Sie kam durch den Seiteneingang

Für Queen Elizabeth II. war die Anwesenheit bei dieser Feier nicht nur eine Frage allgemeiner Erwartung, sondern ein ganz persönliches Bedürfnis. Die Beerdigung Philips auf Windsor Castle, bei der sie sehr verloren, maskiert und sozial distanziert dasitzen musste, hatte man ja auf ein zeremonielles Minimum reduziert damals. Umso wichtiger war es der Queen, beim Gedenken dieser Woche die Familie anzuführen und den fast 2000 Gäste durch ihre Präsenz zu danken.

Mit sichtlicher Mühe zwang sie sich an diesem Morgen zu ihrem roten Sessel vorn im Kirchenschiff – nicht durch das Haupttor wie sonst, sondern durch einen Seiteneingang, zur Verkürzung des Wegs.

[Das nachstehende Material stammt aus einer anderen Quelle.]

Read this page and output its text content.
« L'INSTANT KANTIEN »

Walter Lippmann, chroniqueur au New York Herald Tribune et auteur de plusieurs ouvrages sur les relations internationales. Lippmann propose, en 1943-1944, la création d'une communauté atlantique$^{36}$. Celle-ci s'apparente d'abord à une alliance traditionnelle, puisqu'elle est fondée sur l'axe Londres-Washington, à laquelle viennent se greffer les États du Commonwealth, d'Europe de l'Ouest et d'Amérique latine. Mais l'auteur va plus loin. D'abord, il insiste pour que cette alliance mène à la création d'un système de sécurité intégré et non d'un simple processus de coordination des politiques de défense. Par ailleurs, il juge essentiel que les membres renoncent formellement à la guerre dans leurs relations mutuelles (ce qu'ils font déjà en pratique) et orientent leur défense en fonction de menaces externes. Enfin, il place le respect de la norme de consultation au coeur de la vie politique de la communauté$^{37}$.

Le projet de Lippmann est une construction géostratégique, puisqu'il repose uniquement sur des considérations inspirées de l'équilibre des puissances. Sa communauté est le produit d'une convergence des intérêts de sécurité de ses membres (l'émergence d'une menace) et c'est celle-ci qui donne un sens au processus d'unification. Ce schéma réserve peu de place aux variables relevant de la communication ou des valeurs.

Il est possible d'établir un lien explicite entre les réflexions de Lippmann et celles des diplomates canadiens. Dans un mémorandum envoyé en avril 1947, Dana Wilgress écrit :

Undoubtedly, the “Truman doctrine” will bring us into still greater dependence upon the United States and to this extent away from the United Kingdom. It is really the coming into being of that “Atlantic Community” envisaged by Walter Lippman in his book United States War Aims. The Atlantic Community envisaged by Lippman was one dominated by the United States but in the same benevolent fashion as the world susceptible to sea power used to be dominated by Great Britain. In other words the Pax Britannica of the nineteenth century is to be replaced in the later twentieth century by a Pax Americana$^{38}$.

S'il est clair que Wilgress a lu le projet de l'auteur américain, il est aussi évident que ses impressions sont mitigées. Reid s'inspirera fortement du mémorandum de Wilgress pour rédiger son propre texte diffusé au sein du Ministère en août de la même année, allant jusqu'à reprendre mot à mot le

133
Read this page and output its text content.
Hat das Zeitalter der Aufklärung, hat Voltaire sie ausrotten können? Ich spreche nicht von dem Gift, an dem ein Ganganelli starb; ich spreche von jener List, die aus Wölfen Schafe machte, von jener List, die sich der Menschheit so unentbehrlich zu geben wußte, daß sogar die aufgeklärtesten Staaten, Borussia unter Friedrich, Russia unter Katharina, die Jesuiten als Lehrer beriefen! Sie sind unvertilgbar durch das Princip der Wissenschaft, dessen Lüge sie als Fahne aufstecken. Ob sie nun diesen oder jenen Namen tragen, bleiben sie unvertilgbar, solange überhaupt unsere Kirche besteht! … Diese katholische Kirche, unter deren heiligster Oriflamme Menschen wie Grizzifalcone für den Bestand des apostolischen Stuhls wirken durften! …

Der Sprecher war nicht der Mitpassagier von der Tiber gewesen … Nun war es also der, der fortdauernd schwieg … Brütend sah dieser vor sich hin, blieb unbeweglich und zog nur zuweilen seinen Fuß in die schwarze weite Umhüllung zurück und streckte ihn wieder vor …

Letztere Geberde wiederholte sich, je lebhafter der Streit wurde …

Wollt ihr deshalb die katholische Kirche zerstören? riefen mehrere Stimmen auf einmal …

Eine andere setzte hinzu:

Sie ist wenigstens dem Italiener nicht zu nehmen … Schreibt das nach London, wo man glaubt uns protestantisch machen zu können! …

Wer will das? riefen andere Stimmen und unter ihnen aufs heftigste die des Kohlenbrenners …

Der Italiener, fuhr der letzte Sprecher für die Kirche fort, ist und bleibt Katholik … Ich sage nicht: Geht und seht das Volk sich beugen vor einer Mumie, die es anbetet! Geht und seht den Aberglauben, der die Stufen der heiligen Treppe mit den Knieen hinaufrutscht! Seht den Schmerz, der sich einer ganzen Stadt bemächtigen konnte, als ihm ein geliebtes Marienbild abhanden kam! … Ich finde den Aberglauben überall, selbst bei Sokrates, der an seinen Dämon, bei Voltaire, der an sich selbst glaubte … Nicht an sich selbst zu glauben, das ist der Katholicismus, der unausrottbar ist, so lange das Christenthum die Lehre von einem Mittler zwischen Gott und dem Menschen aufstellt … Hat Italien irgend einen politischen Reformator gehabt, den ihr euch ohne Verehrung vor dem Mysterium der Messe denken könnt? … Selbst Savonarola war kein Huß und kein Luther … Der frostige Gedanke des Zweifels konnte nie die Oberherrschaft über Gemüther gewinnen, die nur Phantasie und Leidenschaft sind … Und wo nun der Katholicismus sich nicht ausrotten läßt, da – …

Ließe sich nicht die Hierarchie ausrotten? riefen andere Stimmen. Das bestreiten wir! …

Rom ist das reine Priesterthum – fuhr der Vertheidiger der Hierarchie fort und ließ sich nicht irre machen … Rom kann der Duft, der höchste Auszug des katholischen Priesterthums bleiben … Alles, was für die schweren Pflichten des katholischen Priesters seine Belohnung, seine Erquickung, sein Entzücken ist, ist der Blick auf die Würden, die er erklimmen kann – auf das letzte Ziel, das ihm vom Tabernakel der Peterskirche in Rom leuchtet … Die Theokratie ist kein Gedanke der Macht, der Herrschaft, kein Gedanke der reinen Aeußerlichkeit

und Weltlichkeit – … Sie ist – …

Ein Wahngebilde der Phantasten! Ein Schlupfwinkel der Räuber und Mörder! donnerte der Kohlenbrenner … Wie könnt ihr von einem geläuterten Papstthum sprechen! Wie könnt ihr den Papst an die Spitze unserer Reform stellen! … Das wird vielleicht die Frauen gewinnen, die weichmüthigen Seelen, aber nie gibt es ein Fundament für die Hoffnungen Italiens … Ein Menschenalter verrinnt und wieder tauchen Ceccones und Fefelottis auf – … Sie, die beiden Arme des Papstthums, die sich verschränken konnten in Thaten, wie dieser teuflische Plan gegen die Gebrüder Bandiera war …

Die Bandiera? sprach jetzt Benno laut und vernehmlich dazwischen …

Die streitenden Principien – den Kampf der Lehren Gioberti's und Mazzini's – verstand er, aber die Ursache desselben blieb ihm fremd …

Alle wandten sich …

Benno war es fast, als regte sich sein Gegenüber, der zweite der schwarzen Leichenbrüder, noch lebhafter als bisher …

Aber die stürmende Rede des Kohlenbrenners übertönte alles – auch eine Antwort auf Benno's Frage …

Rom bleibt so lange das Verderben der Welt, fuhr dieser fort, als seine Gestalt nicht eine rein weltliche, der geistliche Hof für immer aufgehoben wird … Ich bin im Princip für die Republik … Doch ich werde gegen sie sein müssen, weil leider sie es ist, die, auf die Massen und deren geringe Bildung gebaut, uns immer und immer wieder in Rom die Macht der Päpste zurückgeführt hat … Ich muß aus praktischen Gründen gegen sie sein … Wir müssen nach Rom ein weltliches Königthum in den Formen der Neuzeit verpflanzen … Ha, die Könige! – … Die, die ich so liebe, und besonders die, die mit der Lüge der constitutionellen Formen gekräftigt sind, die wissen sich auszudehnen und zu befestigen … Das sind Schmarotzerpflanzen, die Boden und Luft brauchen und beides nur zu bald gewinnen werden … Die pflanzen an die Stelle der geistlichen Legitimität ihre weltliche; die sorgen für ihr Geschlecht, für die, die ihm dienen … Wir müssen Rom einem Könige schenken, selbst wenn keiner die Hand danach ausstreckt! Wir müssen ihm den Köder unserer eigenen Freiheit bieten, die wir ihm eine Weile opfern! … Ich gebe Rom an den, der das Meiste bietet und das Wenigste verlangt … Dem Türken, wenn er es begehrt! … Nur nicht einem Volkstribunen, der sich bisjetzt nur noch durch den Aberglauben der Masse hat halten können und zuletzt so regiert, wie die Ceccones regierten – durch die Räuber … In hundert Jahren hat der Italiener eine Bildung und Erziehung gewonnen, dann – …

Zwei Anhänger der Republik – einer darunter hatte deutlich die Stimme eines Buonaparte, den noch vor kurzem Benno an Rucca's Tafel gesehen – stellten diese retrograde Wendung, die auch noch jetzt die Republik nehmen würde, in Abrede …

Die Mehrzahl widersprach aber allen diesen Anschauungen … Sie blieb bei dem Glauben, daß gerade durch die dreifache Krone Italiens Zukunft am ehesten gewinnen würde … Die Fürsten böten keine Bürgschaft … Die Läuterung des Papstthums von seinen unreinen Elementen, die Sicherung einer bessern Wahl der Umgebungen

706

Die Überraschung war groß: Die Queen kam mit Prinz Andrew

Begleiten ließ sie sich überraschenderweise von Prinz Andrew. Er war in der Folge ernster Vorwürfe sexuellen Missbrauchs einer Minderjährigen und der daraus resultierenden Gerichtsprozeduren aus der Öffentlichkeit verschwunden und darf nun keine formelle Rolle mehr spielen bei Hofe. Offensichtlich wollte die alte Dame deutlich machen, dass ihr zweitältester Sohn aber noch immer einen Platz an ihrer Seite hat.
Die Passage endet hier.